But by the time of the CCC’s publication in the 1990s, the death penalty was inadmissable in almost every situation. It is hardly a 180 degree reversal to the new CCC 2267…
to quote the old 2267
** Assuming that the guilty party’s identity and responsibility have been fully determined, the traditional teaching of the Church does not exclude recourse to the death penalty, if this is the only possible way of effectively defending human lives against the unjust aggressor.
If, however, non-lethal means are sufficient to defend and protect people’s safety from the aggressor, authority will limit itself to such means, as these are more in keeping with the concrete conditions of the common good and more in conformity to the dignity of the human person.
Today, in fact, as a consequence of the possibilities which the state has for effectively preventing crime, by rendering one who has committed an offense incapable of doing harm - without definitely taking away from him the possibility of redeeming himself - the cases in which the execution of the offender is an absolute necessity "are very rare, if not practically nonexistent."68
I clearly do not consider his responses dispositive, and have cited a number of serious rebuttals to his position that I think make a much more convincing argument. I am prepared to debate the point with anyone who is willing to debate it, but if I’m wrong then someone should be able to attack my arguments with more than “I’m right, you’re wrong, discussion is not allowed.”
That is beautifully said, @billsherman.
The user, Ender, is in open and public dissent from the Papal Magisterium – and is using this forum to spread dissent.
His duty is to submit to the authority of the Magisterium
No, they really do not make a more convincing argument. Sorry. To me it seems more like a morbid attachment to a brutal practice that is not needed in the modern era.

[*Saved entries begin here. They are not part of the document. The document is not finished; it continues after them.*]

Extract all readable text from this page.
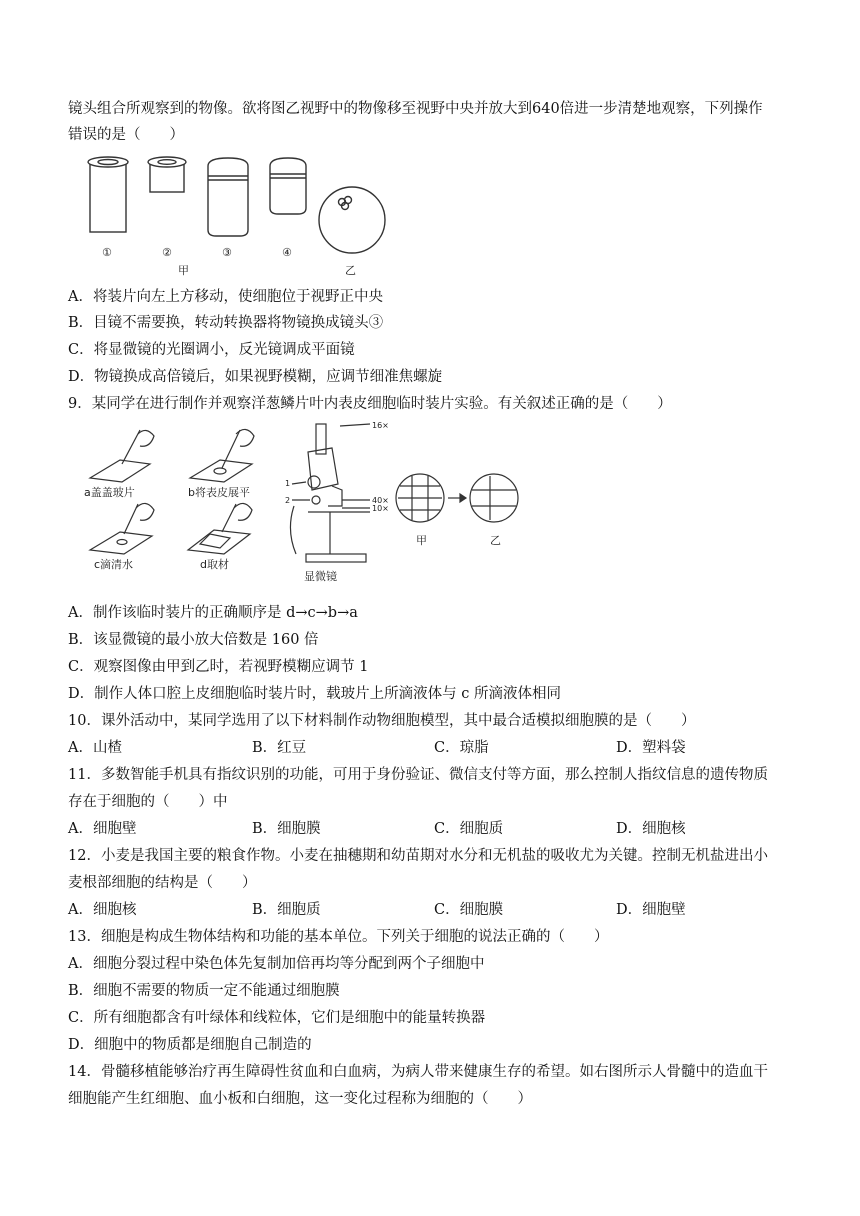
镜头组合所观察到的物像。欲将图乙视野中的物像移至视野中央并放大到640倍进一步清楚地观察，下列操作
错误的是（　　）
①	②	③	④
甲	乙
A．将装片向左上方移动，使细胞位于视野正中央
B．目镜不需要换，转动转换器将物镜换成镜头③
C．将显微镜的光圈调小，反光镜调成平面镜
D．物镜换成高倍镜后，如果视野模糊，应调节细准焦螺旋
9．某同学在进行制作并观察洋葱鳞片叶内表皮细胞临时装片实验。有关叙述正确的是（　　）
a盖盖玻片	b将表皮展平
c滴清水	d取材
显微镜
16×
40×
10×
1
2
甲	乙
A．制作该临时装片的正确顺序是 d→c→b→a
B．该显微镜的最小放大倍数是 160 倍
C．观察图像由甲到乙时，若视野模糊应调节 1
D．制作人体口腔上皮细胞临时装片时，载玻片上所滴液体与 c 所滴液体相同
10．课外活动中，某同学选用了以下材料制作动物细胞模型，其中最合适模拟细胞膜的是（　　）
A．山楂	B．红豆	C．琼脂	D．塑料袋
11．多数智能手机具有指纹识别的功能，可用于身份验证、微信支付等方面，那么控制人指纹信息的遗传物质
存在于细胞的（　　）中
A．细胞壁	B．细胞膜	C．细胞质	D．细胞核
12．小麦是我国主要的粮食作物。小麦在抽穗期和幼苗期对水分和无机盐的吸收尤为关键。控制无机盐进出小
麦根部细胞的结构是（　　）
A．细胞核	B．细胞质	C．细胞膜	D．细胞壁
13．细胞是构成生物体结构和功能的基本单位。下列关于细胞的说法正确的（　　）
A．细胞分裂过程中染色体先复制加倍再均等分配到两个子细胞中
B．细胞不需要的物质一定不能通过细胞膜
C．所有细胞都含有叶绿体和线粒体，它们是细胞中的能量转换器
D．细胞中的物质都是细胞自己制造的
14．骨髓移植能够治疗再生障碍性贫血和白血病，为病人带来健康生存的希望。如右图所示人骨髓中的造血干
细胞能产生红细胞、血小板和白细胞，这一变化过程称为细胞的（　　）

The key question here seems to be “What makes the death penalty inadmissible?” That it was a prudential judgment (in 1997) and not an intrinsic evil seems clearly demonstrated in that there were in fact cases in which its use was seen as acceptable, however rare. The church has always recognized that there could be situations where the death penalty was legitimately held to be unwise and harmful. The 1997 version was not a rupture with the past when seen in that light.
If, however, we are now to view capital punishment as morally impermissible in every case then this is a complete reversal of a doctrine taught unchanged since the beginning of the church.

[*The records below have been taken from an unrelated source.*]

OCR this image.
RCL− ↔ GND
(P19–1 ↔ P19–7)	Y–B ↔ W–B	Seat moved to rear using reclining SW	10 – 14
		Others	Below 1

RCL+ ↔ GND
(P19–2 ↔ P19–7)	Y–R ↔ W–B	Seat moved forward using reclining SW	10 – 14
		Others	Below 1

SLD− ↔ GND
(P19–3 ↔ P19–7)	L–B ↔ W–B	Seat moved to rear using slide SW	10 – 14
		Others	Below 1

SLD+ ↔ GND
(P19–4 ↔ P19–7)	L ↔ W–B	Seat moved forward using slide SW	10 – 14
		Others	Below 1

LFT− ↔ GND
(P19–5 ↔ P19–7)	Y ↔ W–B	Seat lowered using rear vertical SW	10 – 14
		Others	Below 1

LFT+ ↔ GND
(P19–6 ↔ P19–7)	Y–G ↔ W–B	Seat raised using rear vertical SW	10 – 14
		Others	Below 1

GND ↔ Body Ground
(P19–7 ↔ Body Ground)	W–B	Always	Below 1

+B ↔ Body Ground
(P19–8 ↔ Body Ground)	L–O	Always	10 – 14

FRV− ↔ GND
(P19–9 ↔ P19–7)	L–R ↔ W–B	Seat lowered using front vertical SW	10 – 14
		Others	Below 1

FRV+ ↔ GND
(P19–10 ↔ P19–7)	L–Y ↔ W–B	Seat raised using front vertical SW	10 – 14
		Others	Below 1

You should recognize that the “old” version only dates back to 1997. Even the 1992 edition didn’t have the restriction it contained, and that pretty much every catechism (I’ve seen about six) going back to the Catechism of St. Thomas in the 1200’s accepted the moral legitimacy of capital punishment.
If we are to accept that capital punishment is now morally illegitimate (for other than prudential reasons) then it would be a reversal of that doctrine.
I absolutely do have a duty to submit to the authority of the Magisterium. I do not, however, have any obligation to assent to your understanding of the situation.
There is a difference between a development and an a change. It has been the position of the Church that government had the right to protect their citizens and that right included the death penalty. It was their decision. Now it is no longer their decision but under no circumstance is it allowable. The reasoning is unsound in my opinion. You ask why? I will tell you this is the first time that such a complete change has been made in a dogma. You can assure me but that doesn’t make it a fact or the truth. If the faith is changing it cannot come from God who is unchangeable. You cannot dispute Enders facts he is right.
Might you consider that you are wrong. It is easy to walk away from a conversation by claiming to not to be able to have a meaningful conversation because you believe that the response was definitive from someone else. I hope and pray that it is not definitive. I must also say that open mindedness is not Ender’s problem. It may be others but not him.
@Don_Ruggero the church has for centuries fought for abolition.
Pope Francis told us to read '‘I promessi sposi’ with no surprise: Fra Cristoforo was the son of a wealthy family, and joined the Capuchin Order after killing a man.
The death penalty was for centuries mostly commuted to Exhile or indentured servitude.
The abolition of slavery took precedence (in intellectual/literary production) - its magnitude in the order of millions. (A social/political process that took centuries.)
Where the church held influence the death sentence was opposed to what extent possible, a missionary from Tuscany (abolished the death-sentence in 1786) wrote:
So which is more immoral executing a criminal or enslaving him? Shouldn’t we be just as outraged that criminals were enslaved or exiled, where they were cut off from things like Sacraments, and social welfare? Those people back then were apparently very immoral. We shouldn’t look to them as guides.